It is bad enough that we have to contend with President Donald Trump’s extreme hostility to immigrants and refugees. This contrasts starkly with the views and actions of other U.S. presidents starting with George Washington, who asserted that “the bosom of America is open to receive not only the Opulent and the respectable stranger, but the oppressed and persecuted of all Nations and Religions."
The government’s arguments in the Supreme Court case of Mullin v. Al Otro Lado are based on the Trump administration’s warped and improper claim that our laws empower it to turn away those seeking asylum right before they reach our borders. This is a distortion of the law, and a display of callous indifference to the tragedies that moved Congress to pass the Refugee Act.

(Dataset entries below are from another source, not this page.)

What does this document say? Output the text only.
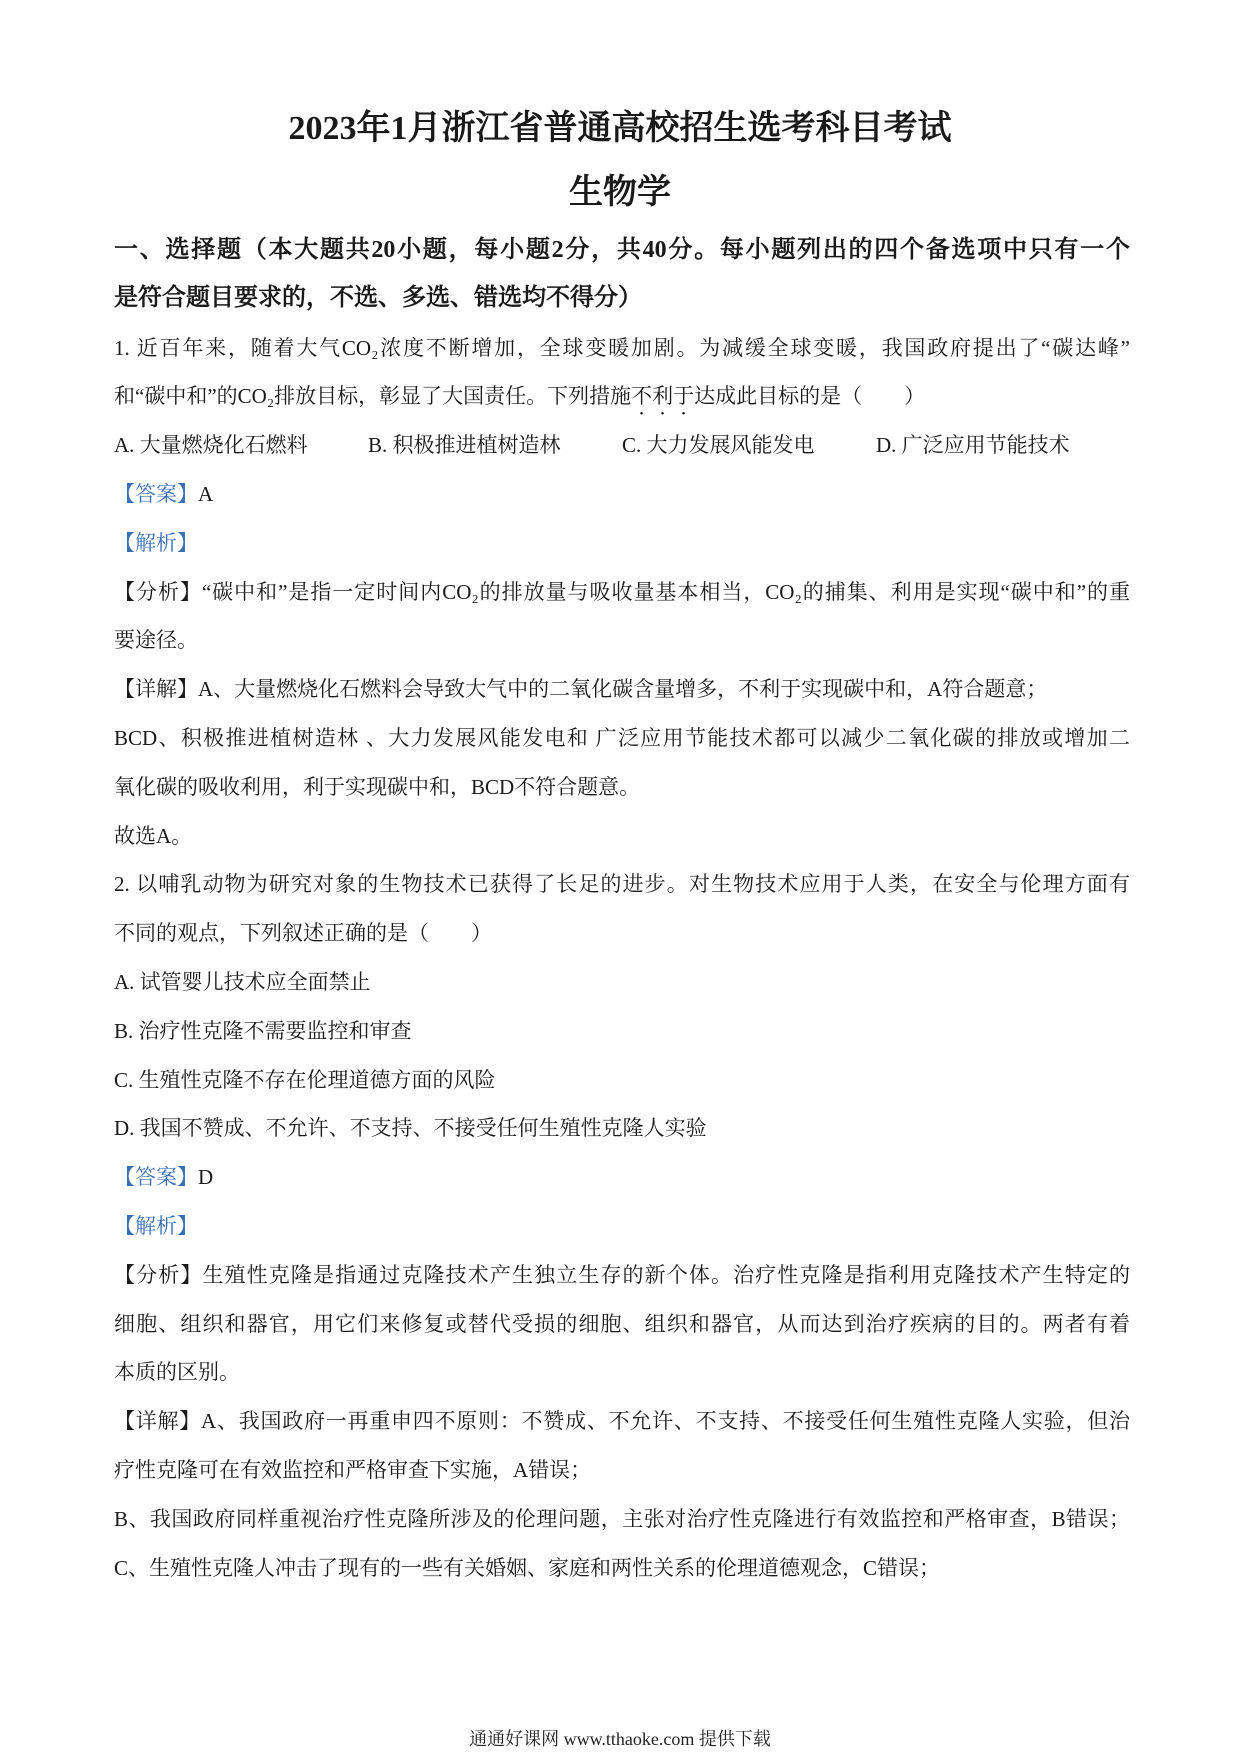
2023年1月浙江省普通高校招生选考科目考试
生物学
一、选择题（本大题共20小题，每小题2分，共40分。每小题列出的四个备选项中只有一个
是符合题目要求的，不选、多选、错选均不得分）
1. 近百年来，随着大气CO₂浓度不断增加，全球变暖加剧。为减缓全球变暖，我国政府提出了“碳达峰”
和“碳中和”的CO₂排放目标，彰显了大国责任。下列措施不利于达成此目标的是（　　）
A. 大量燃烧化石燃料	B. 积极推进植树造林	C. 大力发展风能发电	D. 广泛应用节能技术
【答案】A
【解析】
【分析】“碳中和”是指一定时间内CO₂的排放量与吸收量基本相当，CO₂的捕集、利用是实现“碳中和”的重
要途径。
【详解】A、大量燃烧化石燃料会导致大气中的二氧化碳含量增多，不利于实现碳中和，A符合题意；
BCD、积极推进植树造林 、大力发展风能发电和 广泛应用节能技术都可以减少二氧化碳的排放或增加二
氧化碳的吸收利用，利于实现碳中和，BCD不符合题意。
故选A。
2. 以哺乳动物为研究对象的生物技术已获得了长足的进步。对生物技术应用于人类，在安全与伦理方面有
不同的观点，下列叙述正确的是（　　）
A. 试管婴儿技术应全面禁止
B. 治疗性克隆不需要监控和审查
C. 生殖性克隆不存在伦理道德方面的风险
D. 我国不赞成、不允许、不支持、不接受任何生殖性克隆人实验
【答案】D
【解析】
【分析】生殖性克隆是指通过克隆技术产生独立生存的新个体。治疗性克隆是指利用克隆技术产生特定的
细胞、组织和器官，用它们来修复或替代受损的细胞、组织和器官，从而达到治疗疾病的目的。两者有着
本质的区别。
【详解】A、我国政府一再重申四不原则：不赞成、不允许、不支持、不接受任何生殖性克隆人实验，但治
疗性克隆可在有效监控和严格审查下实施，A错误；
B、我国政府同样重视治疗性克隆所涉及的伦理问题，主张对治疗性克隆进行有效监控和严格审查，B错误；
C、生殖性克隆人冲击了现有的一些有关婚姻、家庭和两性关系的伦理道德观念，C错误；
通通好课网 www.tthaoke.com 提供下载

The plight of the passengers aboard the St. Louis has haunted, and should continue to haunt, U.S. refugee policy. Many Americans have vowed never to allow another St. Louis to happen again. Indeed, it was against the background of World War II and the St. Louis catastrophe that the U.S. signed onto the 1967 Protocol to the Refugee Convention, barring the U.S. from expelling or returning “a refugee in any manner whatsoever to the frontiers or territories where his life of freedom would be threatened on account of his race, religion, nationality, membership of a particular social group or political opinion.”
The issue should be a no-brainer for the Supreme Court. The plain language of the 1980 refugee law prohibits turning away asylum seekers at our borders without first determining whether they have a valid asylum claim.
Desperate refugees risked their lives on small, unseaworthy vessels, hoping to reach the shores of neighboring Indonesia, Malaysia, Thailand, or Hong Kong. Tens of thousands drowned, while others were raped, robbed, and murdered by pirates, finding vulnerable prey. I saw these tragedies unfold with my own eyes, as I slogged through refugee camps in Southeast Asia.
The Refugee Act of 1980 was not politically controversial. The Senate passed the bill unanimously, and it received strong bipartisan support in the House as well.
During oral arguments at the Supreme Court on March 24, however, a number of Justices became fixated on subsequent additional statutory language referring to any asylum seeker “who arrives in the United States.” They asked, over and over again, whether the words “in the United States” mean that U.S. officials can physically push back asylum seekers a few steps short of the border line, and then argue they have no rights as they are not yet “in the United States.”
The Congress in which I served, in legislation which I co-authored, intended to give asylum seekers who encounter a U.S. official at the border the opportunity to exercise their right to seek asylum. It’s that simple.
The Supreme Court should not distort our laws. Lives are at stake, as are American values and the rule of law.